Mr. Childs was—until his recent relocation to the San Francisco County jail--a network engineer for the City of San Francisco. He apparently took his job a bit too seriously. Just as management was about to terminate Mr. Childs, he commandeered the city's Cisco network, effectively barring anyone and everyone from using city computing systems.

As the case sees daylight, an important lesson is being taught. We now know that management tolerated Mr. Childs' unacceptable behavior far longer than reasonably prudent because Mr. Childs was highly skilled and very effective in his role. His superiors knew that he had too much authority, that there was not a contingency resource following behind him, and that administrative access to the network was not being monitored. In fact, his department had a "give Terry whatever he needs to keep us afloat" mentality. So it's not surprising that he had all the right signatures on all the right approval documents.
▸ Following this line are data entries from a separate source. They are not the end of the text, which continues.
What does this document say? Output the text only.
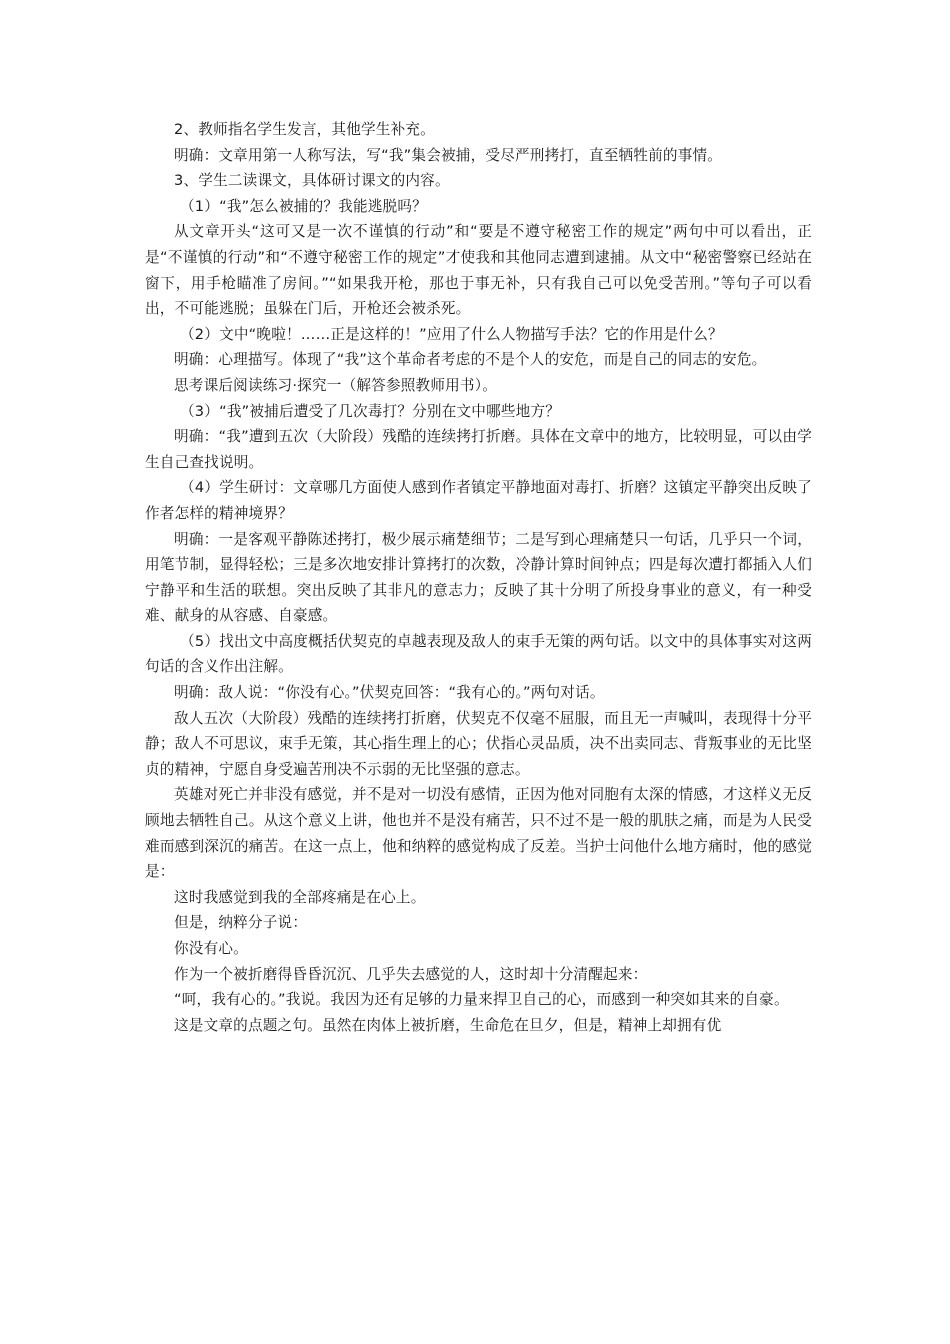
2、教师指名学生发言，其他学生补充。

明确：文章用第一人称写法，写“我”集会被捕，受尽严刑拷打，直至牺牲前的事情。

3、学生二读课文，具体研讨课文的内容。

（1）“我”怎么被捕的？我能逃脱吗？

从文章开头“这可又是一次不谨慎的行动”和“要是不遵守秘密工作的规定”两句中可以看出，正是“不谨慎的行动”和“不遵守秘密工作的规定”才使我和其他同志遭到逮捕。从文中“秘密警察已经站在窗下，用手枪瞄准了房间。”“如果我开枪，那也于事无补，只有我自己可以免受苦刑。”等句子可以看出，不可能逃脱；虽躲在门后，开枪还会被杀死。

（2）文中“晚啦！……正是这样的！”应用了什么人物描写手法？它的作用是什么？

明确：心理描写。体现了“我”这个革命者考虑的不是个人的安危，而是自己的同志的安危。

思考课后阅读练习·探究一（解答参照教师用书）。

（3）“我”被捕后遭受了几次毒打？分别在文中哪些地方？

明确：“我”遭到五次（大阶段）残酷的连续拷打折磨。具体在文章中的地方，比较明显，可以由学生自己查找说明。

（4）学生研讨：文章哪几方面使人感到作者镇定平静地面对毒打、折磨？这镇定平静突出反映了作者怎样的精神境界？

明确：一是客观平静陈述拷打，极少展示痛楚细节；二是写到心理痛楚只一句话，几乎只一个词，用笔节制，显得轻松；三是多次地安排计算拷打的次数，冷静计算时间钟点；四是每次遭打都插入人们宁静平和生活的联想。突出反映了其非凡的意志力；反映了其十分明了所投身事业的意义，有一种受难、献身的从容感、自豪感。

（5）找出文中高度概括伏契克的卓越表现及敌人的束手无策的两句话。以文中的具体事实对这两句话的含义作出注解。

明确：敌人说：“你没有心。”伏契克回答：“我有心的。”两句对话。

敌人五次（大阶段）残酷的连续拷打折磨，伏契克不仅毫不屈服，而且无一声喊叫，表现得十分平静；敌人不可思议，束手无策，其心指生理上的心；伏指心灵品质，决不出卖同志、背叛事业的无比坚贞的精神，宁愿自身受遍苦刑决不示弱的无比坚强的意志。

英雄对死亡并非没有感觉，并不是对一切没有感情，正因为他对同胞有太深的情感，才这样义无反顾地去牺牲自己。从这个意义上讲，他也并不是没有痛苦，只不过不是一般的肌肤之痛，而是为人民受难而感到深沉的痛苦。在这一点上，他和纳粹的感觉构成了反差。当护士问他什么地方痛时，他的感觉是：

这时我感觉到我的全部疼痛是在心上。

但是，纳粹分子说：

你没有心。

作为一个被折磨得昏昏沉沉、几乎失去感觉的人，这时却十分清醒起来：

“呵，我有心的。”我说。我因为还有足够的力量来捍卫自己的心，而感到一种突如其来的自豪。

这是文章的点题之句。虽然在肉体上被折磨，生命危在旦夕，但是，精神上却拥有优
Three important kinds of controls appear to have been absent in this case. Administrative controls were not being effectively executed. Roles having too much authority vested in them were not segregated. And technical controls like audit logging were not in place to detect problems early and prevent their escalation. The next Monday Mashup will discuss some of the problems that administrative controls have, and the reasons why organizations need effective segregation and technical controls.